Die Beteiligung von Fachstellen, Eigentümern und Bewirtschaftern erfolgt nun wie vorgesehen. Die öffentliche Auslegung der Unterlagen findet im Zeitraum vom 16. Februar bis 20. März 2026 statt. Interessierte Bürgerinnen und Bürger können die Unterlagen im Rathaus einsehen. Die amtliche Bekanntmachung wurde bereits ausgehängt.
Das überarbeitete Verordnungsgebiet und die neuen Grenzen werden grundsätzlich positiv bewertet, da die Untere Naturschutzbehörde auf sämtliche Einwände der Gemeinde eingegangen ist. Ein Mitglied des Gemeinderats äußerte dennoch Kritik: Der Artenreichtum am Hitzelsberg sei vor allem der guten Pflege durch die Eigentümer zu verdanken, nicht allein dem behördlichen Schutzstatus. Der Gemeinderat hat beschlossen, keine weitere Stellungnahme zur aktuellen Verordnung an das Landratsamt Rosenheim einzureichen.
Buche soll Naturdenkmal werden
Zusätzlich teilte die Untere Naturschutzbehörde am 4. Februar 2026 mit, dass eine Buche auf der FlNr. 1101/0 samt eines noch festzulegenden Umgriffs künftig als Naturdenkmal gesichert werden soll. Die Buche befindet sich am Waldrand am Hitzelsberg.

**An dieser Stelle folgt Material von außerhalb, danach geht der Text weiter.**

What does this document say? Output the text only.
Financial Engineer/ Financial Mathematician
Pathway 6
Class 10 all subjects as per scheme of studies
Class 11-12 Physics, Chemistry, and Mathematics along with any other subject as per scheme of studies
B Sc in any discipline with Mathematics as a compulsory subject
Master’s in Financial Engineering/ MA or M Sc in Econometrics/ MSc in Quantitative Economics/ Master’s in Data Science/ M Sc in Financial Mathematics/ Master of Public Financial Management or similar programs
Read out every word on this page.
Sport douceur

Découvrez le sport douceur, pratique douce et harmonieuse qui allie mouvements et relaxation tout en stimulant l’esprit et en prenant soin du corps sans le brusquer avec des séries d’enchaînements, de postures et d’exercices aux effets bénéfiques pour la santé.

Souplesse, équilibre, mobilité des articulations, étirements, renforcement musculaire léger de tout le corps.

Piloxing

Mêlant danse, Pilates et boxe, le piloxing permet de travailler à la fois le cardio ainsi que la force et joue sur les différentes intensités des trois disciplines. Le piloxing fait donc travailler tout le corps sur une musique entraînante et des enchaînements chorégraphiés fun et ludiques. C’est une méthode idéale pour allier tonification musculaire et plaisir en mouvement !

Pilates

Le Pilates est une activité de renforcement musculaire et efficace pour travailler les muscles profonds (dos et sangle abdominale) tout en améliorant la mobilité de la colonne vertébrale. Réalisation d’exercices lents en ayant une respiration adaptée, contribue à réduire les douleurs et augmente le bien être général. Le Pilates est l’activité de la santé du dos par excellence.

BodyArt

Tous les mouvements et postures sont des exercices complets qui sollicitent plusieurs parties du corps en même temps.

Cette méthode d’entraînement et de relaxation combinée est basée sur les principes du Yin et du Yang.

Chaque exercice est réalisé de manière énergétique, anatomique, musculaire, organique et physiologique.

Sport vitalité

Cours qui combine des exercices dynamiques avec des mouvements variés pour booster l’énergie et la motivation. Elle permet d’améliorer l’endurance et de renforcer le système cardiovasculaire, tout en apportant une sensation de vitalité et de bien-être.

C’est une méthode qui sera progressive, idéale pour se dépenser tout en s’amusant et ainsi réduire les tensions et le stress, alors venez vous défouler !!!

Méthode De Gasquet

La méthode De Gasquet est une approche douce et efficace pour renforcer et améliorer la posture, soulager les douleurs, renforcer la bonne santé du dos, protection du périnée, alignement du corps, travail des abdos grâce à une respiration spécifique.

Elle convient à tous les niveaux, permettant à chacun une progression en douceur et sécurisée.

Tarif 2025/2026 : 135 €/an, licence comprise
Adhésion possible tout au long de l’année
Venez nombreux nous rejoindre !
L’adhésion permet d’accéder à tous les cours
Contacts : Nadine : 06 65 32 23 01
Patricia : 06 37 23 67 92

Das entsprechende Verfahren zur Unterschutzstellung soll im 2. oder 3. Quartal 2026 beginnen und wurde bereits im Amtsblatt vom 30. Januar 2026 angekündigt.
Im Gemeinderat kam dabei die Frage auf, wer für die Verkehrssicherung der Buche verantwortlich ist. Laut Auskunft der Ersten Bürgermeisterin liegt diese Pflicht beim jeweiligen Eigentümer, auf dessen Grundstück der Stamm des Baumes wächst.
Die Vorgehensweise des Landratsamtes und der Unteren Naturschutzbehörde wurde im Gremium mehrheitlich kritisch gesehen. Kritisiert wurde insbesondere, dass die betroffenen Eigentümer erst nach der Bekanntmachung über die einstweilige Sicherstellung informiert wurden. Einige Mitglieder bezeichneten das Vorgehen als übergriffig und stellten in Frage, ob die Ausweisung eines einzelnen Baumes als Naturdenkmal im Waldrandgebiet tatsächlich notwendig sei.
Die Gemeinde wird beim weiteren Verfahren in der zweiten Jahreshälfte 2026 eingebunden. Die einstweilige Sicherstellung der Buche wurde vom Gemeinderat zur Kenntnis genommen – gleichwohl äußerten einige Mitglieder erneut Zweifel am Sinn einer Unterschutzstellung sowohl der gesamten Flächen als auch des einzelnen Baumes.